Logging statements (those with timestamp generated inside postProcess, without timestamps are from std::cerr << (size_t)output.get() << std::endl;)

[2020-04-22 10:54:48] decoder_l1_selfabout to call postprocess
4417515776
[2020-04-22 10:54:48] decoder_l1_self_Wo: postProcess ops: dan
4417516288
[2020-04-22 10:54:48] decoder_l1_selfdone postprocess
[2020-04-22 10:54:48] decoder_l1_contextabout to call postprocess
4417519360
[2020-04-22 10:54:48] decoder_l1_context_Wo: postProcess ops: dan
4417519872

However, even though the pointer changes, the debugging statement associated with the final value does not display: See the following output from debug statements:

[2020-04-22 10:54:48] Debug: decoder_l1_self output before postprocess op=affine
[2020-04-22 10:54:48] shape=1x1x1x512 size=512 type=float32 device=cpu0 ptr=4526488576 bytes=2048
min: -2.17710781 max: 6.77481270 l2-norm: 13.08215678
[[[[  -0.23997170   0.15916049   0.06509697  -0.12403495  -0.60352713 ...  -0.07692891  -0.16747165  -0.24933907  -0.19263674   0.01830016 ]]]]

[2020-04-22 10:54:48] Debug: decoder_l1_selfoutput after postprocess op=layer_normalization
[2020-04-22 10:54:48] shape=1x1x1x512 size=512 type=float32 device=cpu0 ptr=4526488576 bytes=2048
min: -2.98920894 max: 13.56639862 l2-norm: 25.95007426
[[[[  -0.71452057  -0.08474327  -0.73883373  -0.75963336  -1.36101186 ...   0.39763063   0.20678757   0.34616321   0.83726954   0.84396362 ]]]]

[2020-04-22 10:54:48] Debug: decoder_l1_context output before postprocess op=affine  [2020-04-22 10:54:48] shape=1x1x1x512 size=512 type=float32 device=cpu0 ptr=4526490624 bytes=2048
min: -1.78802609 max: 1.57692146 l2-norm: 6.58460730
[[[[  -0.44128269  -0.01378652   0.29056573  -0.67267472   0.37242836 ...   0.51235217  -0.13973767   0.17449422  -0.19592692  -0.11995535 ]]]]

// ALL GOOD UNTIL HERE, then missing "after preprocess statement"

[2020-04-22 10:54:48] Debug: OUTPUT:decoder_l op=layer_normalization
[2020-04-22 10:54:48] shape=1x1x1x512 size=512 type=float32 device=cpu0 ptr=4526488576 bytes=2048
min: -2.09566784 max: 7.83572817 l2-norm: 23.84594046
[[[[  -0.66445428   0.34865451  -0.46758631  -1.03975117  -0.78854591 ...   0.80517358  -0.05014769   0.57723463   1.16044199   0.96584964 ]]]]
emjotde commented 4 years ago

Nope.
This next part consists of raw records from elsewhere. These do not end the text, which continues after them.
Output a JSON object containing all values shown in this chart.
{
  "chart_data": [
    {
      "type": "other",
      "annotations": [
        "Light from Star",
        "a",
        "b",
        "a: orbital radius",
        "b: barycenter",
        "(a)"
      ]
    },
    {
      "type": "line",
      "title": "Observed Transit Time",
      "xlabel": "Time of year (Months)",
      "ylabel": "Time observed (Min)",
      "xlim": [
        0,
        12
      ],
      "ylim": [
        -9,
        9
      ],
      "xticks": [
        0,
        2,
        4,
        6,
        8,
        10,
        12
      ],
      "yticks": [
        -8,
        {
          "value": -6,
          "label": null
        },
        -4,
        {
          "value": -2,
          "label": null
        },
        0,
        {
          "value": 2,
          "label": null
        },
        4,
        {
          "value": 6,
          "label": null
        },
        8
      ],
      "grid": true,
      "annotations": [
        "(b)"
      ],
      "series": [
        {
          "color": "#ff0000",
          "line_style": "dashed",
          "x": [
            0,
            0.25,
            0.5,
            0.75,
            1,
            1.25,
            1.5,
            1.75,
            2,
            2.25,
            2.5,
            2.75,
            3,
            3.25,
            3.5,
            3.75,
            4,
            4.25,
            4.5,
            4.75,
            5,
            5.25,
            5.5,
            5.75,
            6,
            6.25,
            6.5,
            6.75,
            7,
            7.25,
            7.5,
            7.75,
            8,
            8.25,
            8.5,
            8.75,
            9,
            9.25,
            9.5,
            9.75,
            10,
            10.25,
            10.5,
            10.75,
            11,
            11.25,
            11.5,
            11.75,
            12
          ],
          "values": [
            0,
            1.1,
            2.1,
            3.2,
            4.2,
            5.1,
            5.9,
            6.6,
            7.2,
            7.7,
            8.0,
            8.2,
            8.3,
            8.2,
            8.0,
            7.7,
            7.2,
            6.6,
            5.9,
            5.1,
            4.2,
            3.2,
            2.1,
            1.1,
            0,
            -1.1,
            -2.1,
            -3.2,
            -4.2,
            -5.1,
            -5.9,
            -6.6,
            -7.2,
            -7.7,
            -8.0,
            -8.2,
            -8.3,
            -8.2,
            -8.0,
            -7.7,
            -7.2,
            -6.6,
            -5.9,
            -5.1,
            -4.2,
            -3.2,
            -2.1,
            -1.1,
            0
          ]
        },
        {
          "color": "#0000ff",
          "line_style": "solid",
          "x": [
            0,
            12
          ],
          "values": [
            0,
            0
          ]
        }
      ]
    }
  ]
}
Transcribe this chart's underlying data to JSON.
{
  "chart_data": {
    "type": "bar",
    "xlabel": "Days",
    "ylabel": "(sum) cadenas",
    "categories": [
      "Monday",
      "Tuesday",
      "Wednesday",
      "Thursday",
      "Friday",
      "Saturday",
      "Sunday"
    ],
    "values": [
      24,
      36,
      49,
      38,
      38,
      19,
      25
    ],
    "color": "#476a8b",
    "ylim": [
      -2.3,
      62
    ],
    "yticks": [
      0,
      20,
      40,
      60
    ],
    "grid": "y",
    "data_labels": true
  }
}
All as expected. Your very last debug is called on the same node as your last output and you overwrote the debug message. As I said, you will only see one debug message per node. I could create a list of debug messages in the future, so these do not get overwritten, but accumulated.

emjotde commented 4 years ago

Updated the comment above with x = a + b with the information that messages get overwritten with multiple debug calls.

sshleifer commented 4 years ago

The list of debug messages would be wonderful!

sshleifer commented 4 years ago

Fixed the bug. had context_Wo_ln_scale and context_Wo_ln_bias flipped. Thank you so much for helping so much!

emjotde commented 4 years ago

Closing then. Feel free to reopen if there are more issues.